Methods: For the identification of the different cone types immunocytochemistry was used with two monoclonal antibodies, each specific to the middle- to long-wave (red-green) and short-wave (blue) sensitive visual pigments, respectively.
Results: The major part of the retinal surface, including the visual streak, exhibited a dominance of M (middle-wave sensitive) cones (6 to 13,000/mm2) versus S (short-wave sensitive) cones (1 to 2,500/mm2). In contrast, the lower 5% to 6% of the total retinal area showed a complete lack of green cones and a high density of blue cones (11,000/mm2).

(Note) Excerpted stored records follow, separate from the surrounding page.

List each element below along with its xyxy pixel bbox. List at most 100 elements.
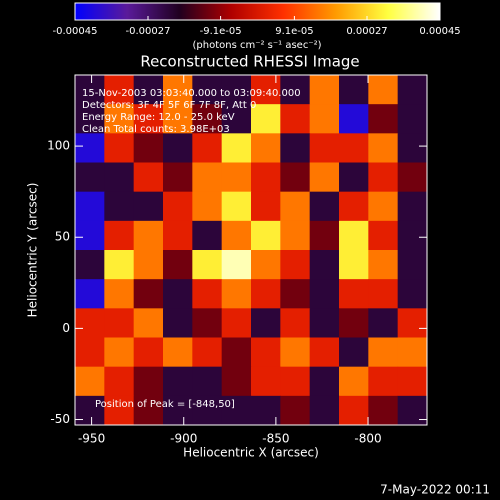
heatmap-cell [280,162,311,193]
heatmap-cell [309,75,340,105]
heatmap-cell [309,133,340,163]
colorbar-tick-label: -0.00045 [53,26,98,37]
heatmap-cell [368,337,399,368]
peak-label: Position of Peak = [-848,50] [95,399,235,410]
timestamp: 7-May-2022 00:11 [380,483,490,497]
heatmap-cell [75,279,105,309]
heatmap-cell [192,75,223,105]
annotation: Energy Range: 12.0 - 25.0 keV [82,112,235,123]
y-tick-label: 0 [62,321,70,335]
y-tick-label: -50 [50,412,70,426]
heatmap-cell [280,250,311,280]
annotation: Detectors: 3F 4F 5F 6F 7F 8F, Att 0 [82,100,256,111]
heatmap-cell [397,337,428,368]
heatmap-cell [221,250,252,280]
heatmap-cell [104,250,135,280]
heatmap-cell [75,191,105,222]
heatmap-cell [368,162,399,193]
heatmap-cell [339,395,369,426]
heatmap-cell [192,279,223,309]
heatmap-cell [133,308,164,338]
heatmap-cell [339,279,369,309]
heatmap-cell [133,191,164,222]
heatmap-cell [163,366,193,397]
heatmap-cell [75,250,105,280]
heatmap-cell [221,395,252,426]
heatmap-cell [192,191,223,222]
heatmap-cell [104,191,135,222]
heatmap-cell [75,75,105,105]
heatmap-cell [221,220,252,251]
heatmap-cell [309,250,340,280]
colorbar-label: (photons cm⁻² s⁻¹ asec⁻²) [192,40,321,51]
heatmap-cell [163,279,193,309]
heatmap-cell [133,250,164,280]
y-axis-label: Heliocentric Y (arcsec) [26,183,40,318]
heatmap-cell [163,220,193,251]
heatmap-cell [339,191,369,222]
heatmap-cell [309,337,340,368]
heatmap-cell [280,220,311,251]
colorbar-tick-label: 0.00045 [419,26,460,37]
heatmap-cell [221,191,252,222]
heatmap-cell [163,308,193,338]
heatmap-cell [251,337,281,368]
heatmap-cell [368,279,399,309]
heatmap-cell [251,308,281,338]
heatmap-cell [133,104,164,134]
heatmap-cell [339,250,369,280]
heatmap-cell [251,279,281,309]
heatmap-cell [251,133,281,163]
heatmap-cell [339,220,369,251]
x-tick-label: -900 [170,432,197,446]
heatmap-cell [309,395,340,426]
heatmap-cell [397,308,428,338]
heatmap-cell [133,133,164,163]
heatmap-cell [397,191,428,222]
colorbar-tick-label: -0.00027 [126,26,171,37]
heatmap-cell [397,220,428,251]
heatmap-cell [280,337,311,368]
heatmap-cell [397,279,428,309]
heatmap-cell [339,133,369,163]
heatmap-cell [368,104,399,134]
heatmap-cell [309,191,340,222]
heatmap-cell [251,220,281,251]
annotation: Clean Total counts: 3.98E+03 [82,124,230,135]
colorbar-tick-label: 0.00027 [346,26,387,37]
x-tick-label: -800 [354,432,381,446]
heatmap-cell [309,308,340,338]
heatmap-cell [251,191,281,222]
y-tick-label: 100 [47,139,70,153]
heatmap-cell [75,366,105,397]
heatmap-cell [104,366,135,397]
heatmap-cell [251,162,281,193]
heatmap-cell [133,366,164,397]
heatmap-cell [192,366,223,397]
heatmap-cell [192,395,223,426]
heatmap-cell [339,308,369,338]
heatmap-cell [221,75,252,105]
heatmap-cell [368,366,399,397]
heatmap-cell [397,366,428,397]
heatmap-cell [280,133,311,163]
heatmap-cell [221,162,252,193]
annotation: 15-Nov-2003 03:03:40.000 to 03:09:40.000 [82,88,301,99]
heatmap-cell [280,395,311,426]
heatmap-cell [339,337,369,368]
heatmap-cell [192,337,223,368]
plot-frame [74,74,428,426]
heatmap-cell [309,162,340,193]
heatmap-cell [75,162,105,193]
heatmap-cell [397,133,428,163]
heatmap-cell [309,220,340,251]
heatmap-cell [75,337,105,368]
heatmap-cell [368,308,399,338]
heatmap-cell [163,104,193,134]
heatmap-cell [104,337,135,368]
x-axis-label: Heliocentric X (arcsec) [183,446,319,460]
heatmap-cell [104,162,135,193]
heatmap-cell [104,133,135,163]
heatmap-cell [192,220,223,251]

The authors designate this crescent-like area the blue streak of the rabbit retina.
Conclusion: In addition to the visual streak primarily abundant in green cones, there is a specialized area of the rabbit retina that is densely and exclusively populated with blue cones. Although the relative extension of this peculiar cone field is considerably smaller than the S-field of the mouse retina, its position is similar in that it occupies the lowermost part of the retina. The functional implication of this area is unknown.